希望すら残酷な感情だとわかっていても、ね? 『風立ちぬ』の光を信じるの
サイ女な皆さ~ん。連載陣に、女装のおじさんがいたこと、覚えてますか? お久しぶりです、ブルボンヌですぅ。軽く1年ほどごぶさたしちゃってごめんなさいね。お直し大工事してたわけでも、浮気現場を目撃されて雲隠れしてたわけでもなく、ただの怠慢だよッ!(どや顔)
さて、アタシが2丁目のクラブなどで披露してきた余興のひとつに、ナウ○カショーがあります。「1年半ぶりですもの、チチが喜びます!」と乳をムンズとわし掴み。青き衣をまとい新宿二丁目の野に降り立って、もう15年近くがたったでしょうか。
小学生の頃、体育館に集められ、予備知識もなく見せられた映画『風の谷のナウシカ』。周りの小学生のガキども(お前もじゃ)が、メーヴェに乗るナウシカがパンツはいてないように見えると騒いでいる中、アタシは1人、アホみたいに泣きまくっていました。
以来、アタシは宮崎駿監督を心から愛しています。
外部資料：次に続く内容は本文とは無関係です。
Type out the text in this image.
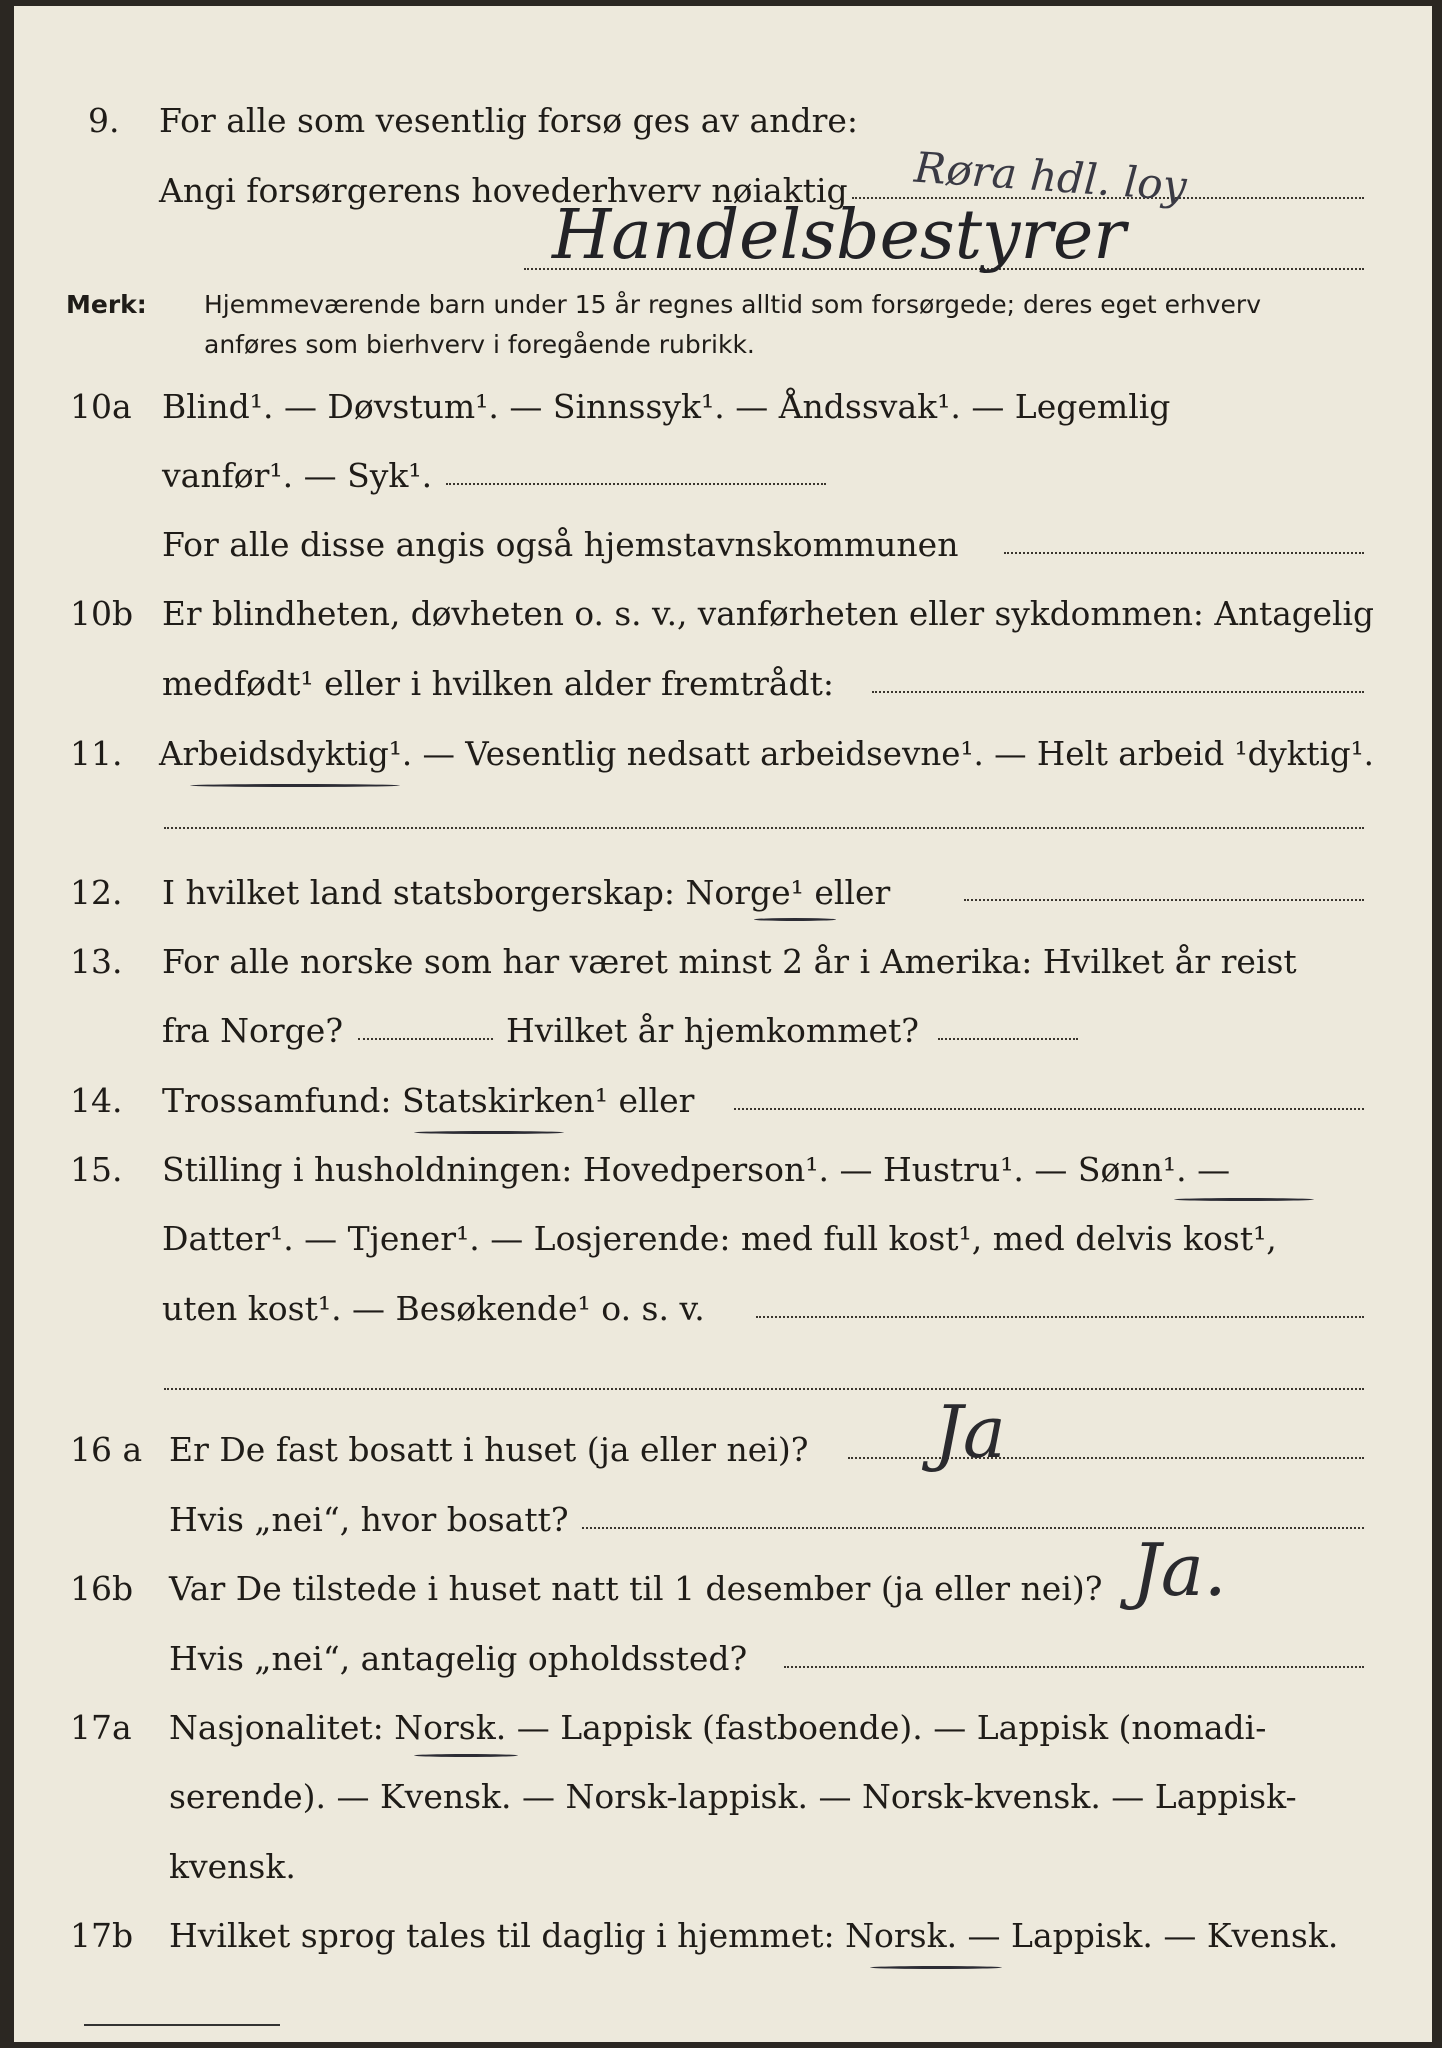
9. For alle som vesentlig forsø ges av andre:
Angi forsørgerens hovederhverv nøiaktig Røra hdl. loy
Handelsbestyrer
Merk: Hjemmeværende barn under 15 år regnes alltid som forsørgede; deres eget erhverv
anføres som bierhverv i foregående rubrikk.
10a Blind¹. — Døvstum¹. — Sinnssyk¹. — Åndssvak¹. — Legemlig
vanfør¹. — Syk¹.
For alle disse angis også hjemstavnskommunen
10b Er blindheten, døvheten o. s. v., vanførheten eller sykdommen: Antagelig
medfødt¹ eller i hvilken alder fremtrådt:
11. Arbeidsdyktig¹. — Vesentlig nedsatt arbeidsevne¹. — Helt arbeid ¹dyktig¹.
12. I hvilket land statsborgerskap: Norge¹ eller
13. For alle norske som har været minst 2 år i Amerika: Hvilket år reist
fra Norge?	Hvilket år hjemkommet?
14. Trossamfund: Statskirken¹ eller
15. Stilling i husholdningen: Hovedperson¹. — Hustru¹. — Sønn¹. —
Datter¹. — Tjener¹. — Losjerende: med full kost¹, med delvis kost¹,
uten kost¹. — Besøkende¹ o. s. v.
16 a Er De fast bosatt i huset (ja eller nei)? Ja
Hvis „nei“, hvor bosatt?
16b Var De tilstede i huset natt til 1 desember (ja eller nei)? Ja.
Hvis „nei“, antagelig opholdssted?
17a Nasjonalitet: Norsk. — Lappisk (fastboende). — Lappisk (nomadi-
serende). — Kvensk. — Norsk-lappisk. — Norsk-kvensk. — Lappisk-
kvensk.
17b Hvilket sprog tales til daglig i hjemmet: Norsk. — Lappisk. — Kvensk.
見た目もイケるんです。今現在の駿たん72歳とでも、すぐにお相手したいくらい。なんなら鈴木プロデューサーもまとめてお願い!(フケ専と見せかけてダレ専)
そんな愛する監督の「遺言」などとも言われている今作、これは早く見なければと、おさわりなしのピュアデートを繰り返しているかわい子ちゃん(デブ)を誘って鑑賞してまいりました。
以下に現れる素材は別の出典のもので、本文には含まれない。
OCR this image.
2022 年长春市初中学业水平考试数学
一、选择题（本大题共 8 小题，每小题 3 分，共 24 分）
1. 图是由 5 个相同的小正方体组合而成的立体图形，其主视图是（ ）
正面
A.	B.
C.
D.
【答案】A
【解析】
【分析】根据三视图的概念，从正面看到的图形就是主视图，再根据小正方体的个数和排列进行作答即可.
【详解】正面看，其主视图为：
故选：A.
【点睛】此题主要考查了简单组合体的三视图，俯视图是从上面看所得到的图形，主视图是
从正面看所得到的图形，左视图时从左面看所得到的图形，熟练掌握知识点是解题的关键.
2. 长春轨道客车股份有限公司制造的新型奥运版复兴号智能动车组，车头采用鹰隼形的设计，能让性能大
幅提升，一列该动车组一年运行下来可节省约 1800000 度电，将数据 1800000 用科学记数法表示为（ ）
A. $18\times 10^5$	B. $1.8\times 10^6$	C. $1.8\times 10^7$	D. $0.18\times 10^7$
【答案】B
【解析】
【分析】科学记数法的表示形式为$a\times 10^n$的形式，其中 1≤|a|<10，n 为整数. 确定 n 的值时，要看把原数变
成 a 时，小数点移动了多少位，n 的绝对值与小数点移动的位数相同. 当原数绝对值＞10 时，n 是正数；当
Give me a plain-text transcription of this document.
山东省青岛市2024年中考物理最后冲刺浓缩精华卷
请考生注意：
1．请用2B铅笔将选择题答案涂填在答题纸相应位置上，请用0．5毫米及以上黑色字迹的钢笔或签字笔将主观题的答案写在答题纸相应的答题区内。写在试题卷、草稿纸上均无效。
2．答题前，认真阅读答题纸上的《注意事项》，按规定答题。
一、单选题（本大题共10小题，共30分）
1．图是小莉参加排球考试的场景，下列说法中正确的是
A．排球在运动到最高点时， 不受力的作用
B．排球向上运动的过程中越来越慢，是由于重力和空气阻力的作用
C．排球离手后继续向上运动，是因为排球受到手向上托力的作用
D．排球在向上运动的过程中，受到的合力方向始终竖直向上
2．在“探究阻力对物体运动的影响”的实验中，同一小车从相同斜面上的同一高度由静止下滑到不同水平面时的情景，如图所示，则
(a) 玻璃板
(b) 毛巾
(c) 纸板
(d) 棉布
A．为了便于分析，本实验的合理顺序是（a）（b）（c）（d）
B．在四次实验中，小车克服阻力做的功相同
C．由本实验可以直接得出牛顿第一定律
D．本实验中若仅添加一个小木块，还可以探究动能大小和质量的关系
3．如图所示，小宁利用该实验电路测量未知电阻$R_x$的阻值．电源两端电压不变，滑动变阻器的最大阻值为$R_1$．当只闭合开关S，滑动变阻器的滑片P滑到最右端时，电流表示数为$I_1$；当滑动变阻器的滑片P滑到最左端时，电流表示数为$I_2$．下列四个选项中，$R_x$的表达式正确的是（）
実在の人物、零戦の設計者・堀越二郎の評伝に、堀辰雄の小説『風立ちぬ』を融合させた物語。そんな基礎知識すらないままに(あら聖子ちゃんじゃないのねレベル)、あいかわらずの美しく躍動感ある映像から、戦前の世界に引き込まれていったのです。
『プロジェクトX』(NHK)ばりの零戦設計物語なパートは、監督の趣味でもあるし、男性客も大いに楽しめる部分かもしれません。が、アタシは子どもの頃からミニカーよりリカちゃん人形を欲しがった筋金入りのカマっ子。技術開発的なワクワクはおいといて、「夢をもって創造する仕事のジレンマ」が心に残りました。彼らは、飛行機が大好きで、素晴らしいものを設計したいだけなのに、それが人殺しの道具、兵器に使われ、またそのせいでの制約も多く受けることになります。
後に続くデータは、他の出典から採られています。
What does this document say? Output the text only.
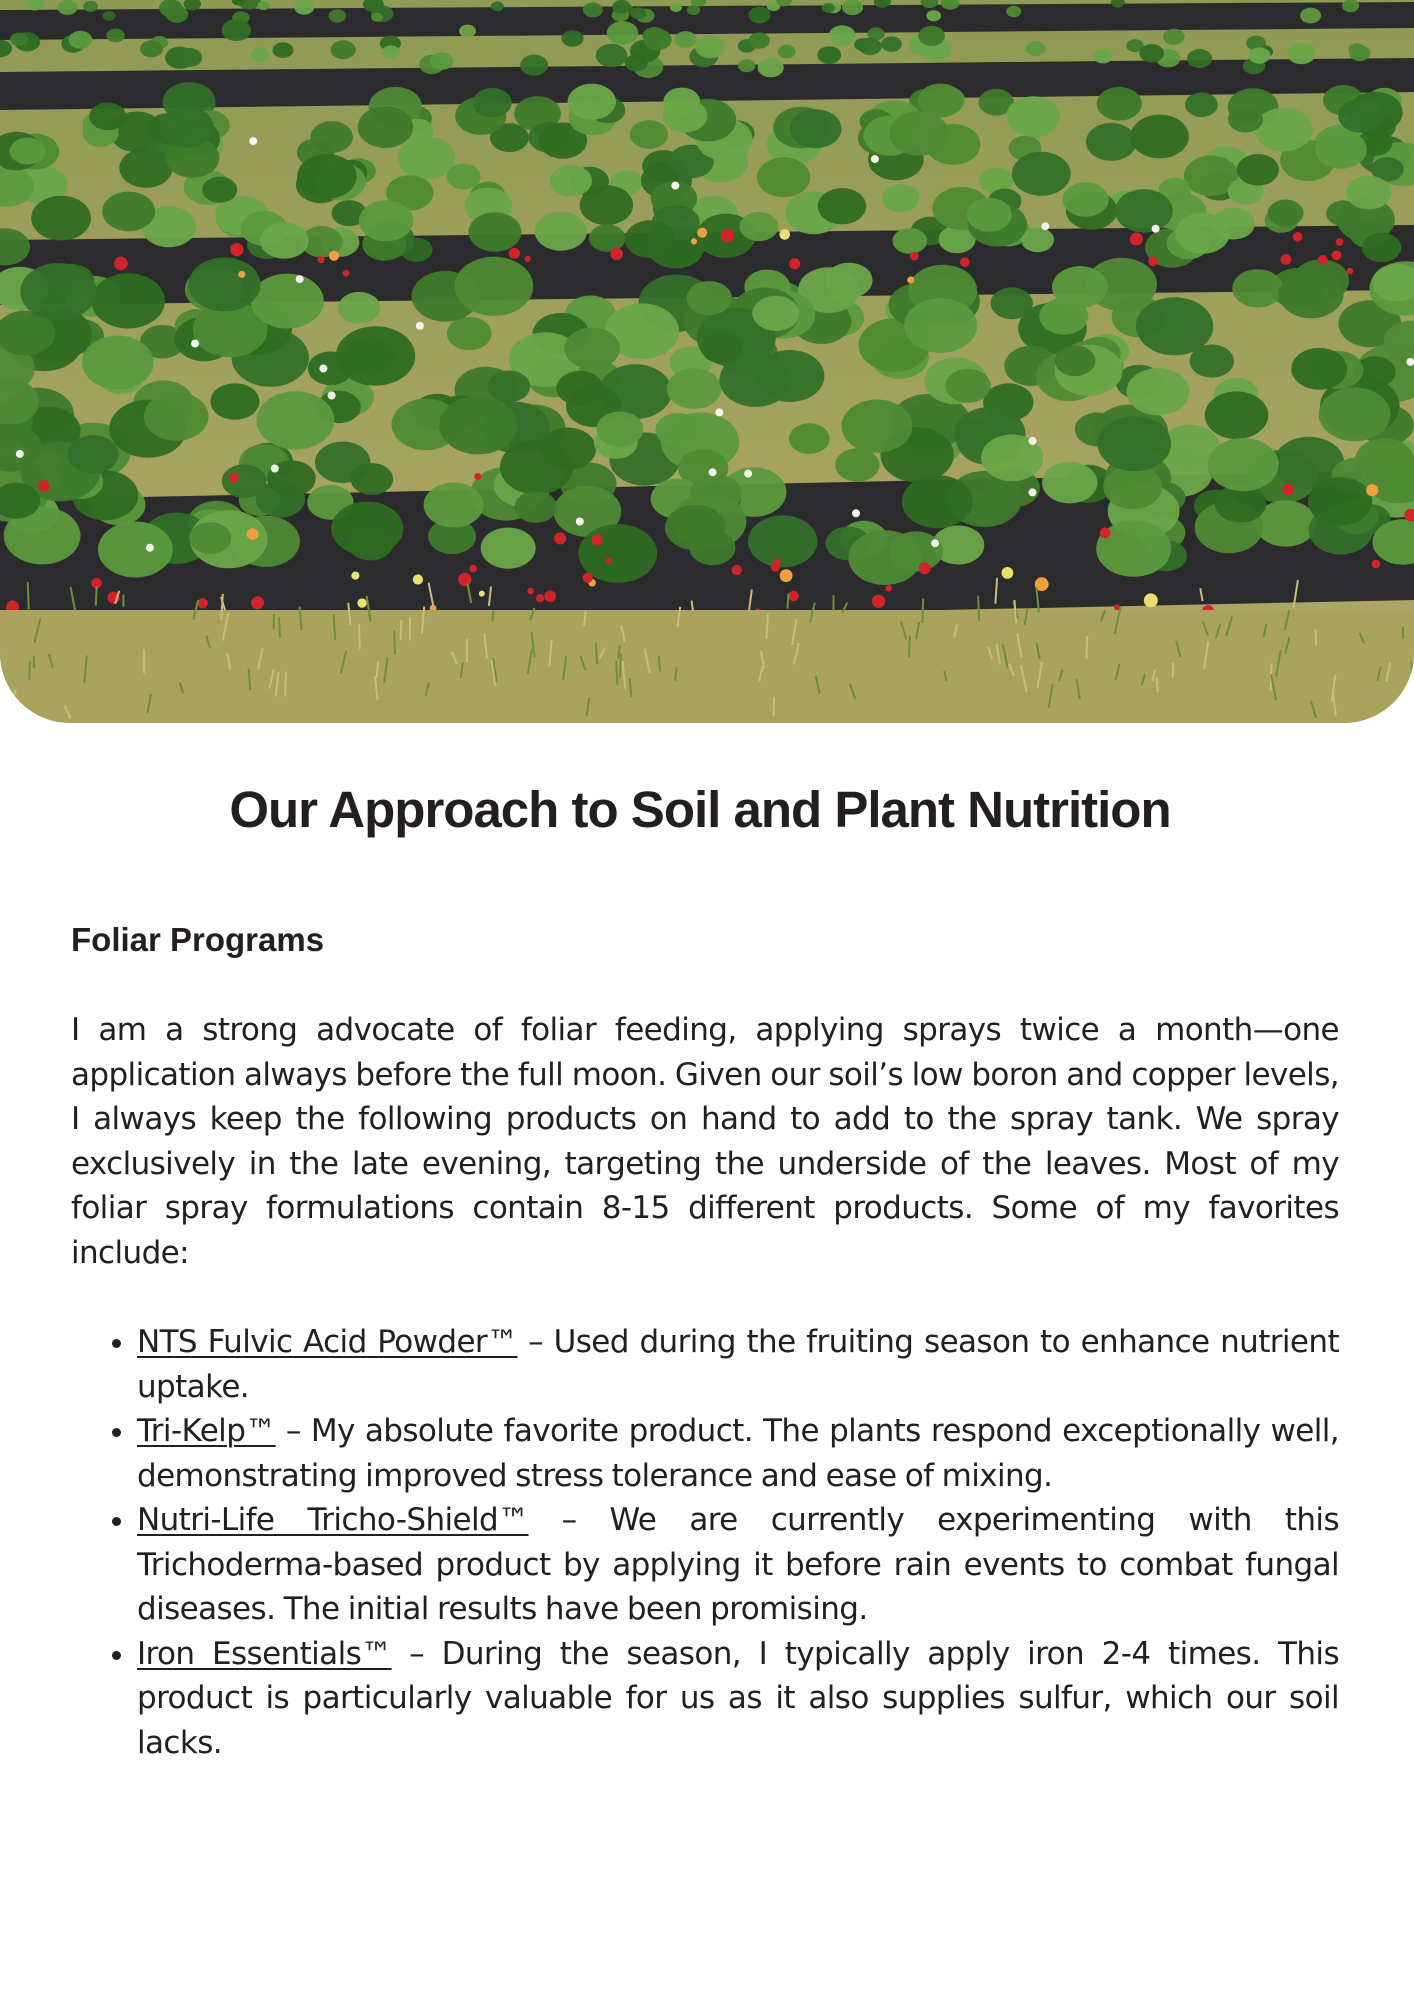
Our Approach to Soil and Plant Nutrition
Foliar Programs

I am a strong advocate of foliar feeding, applying sprays twice a month—one application always before the full moon. Given our soil’s low boron and copper levels, I always keep the following products on hand to add to the spray tank. We spray exclusively in the late evening, targeting the underside of the leaves. Most of my foliar spray formulations contain 8-15 different products. Some of my favorites include:

• NTS Fulvic Acid Powder™ – Used during the fruiting season to enhance nutrient uptake.
• Tri-Kelp™ – My absolute favorite product. The plants respond exceptionally well, demonstrating improved stress tolerance and ease of mixing.
• Nutri-Life Tricho-Shield™ – We are currently experimenting with this Trichoderma-based product by applying it before rain events to combat fungal diseases. The initial results have been promising.
• Iron Essentials™ – During the season, I typically apply iron 2-4 times. This product is particularly valuable for us as it also supplies sulfur, which our soil lacks.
そこまでの葛藤ではないにしろ、例えば宮崎監督自身の想いを込めた映画作りが、興行としての制約とぶつかってきたことは、容易に想像できますし、アタシも、アタシなりに意義をもってやっているつもりの表現手法、「ゲイの女装パフォーマンス」が、お仕事の中では時に魂を売るピエロと化し、「どんだけ~ぇ」とダミ声でサービスしなければならないジレンマも感じるわけです(途端に葛藤レベル低下)。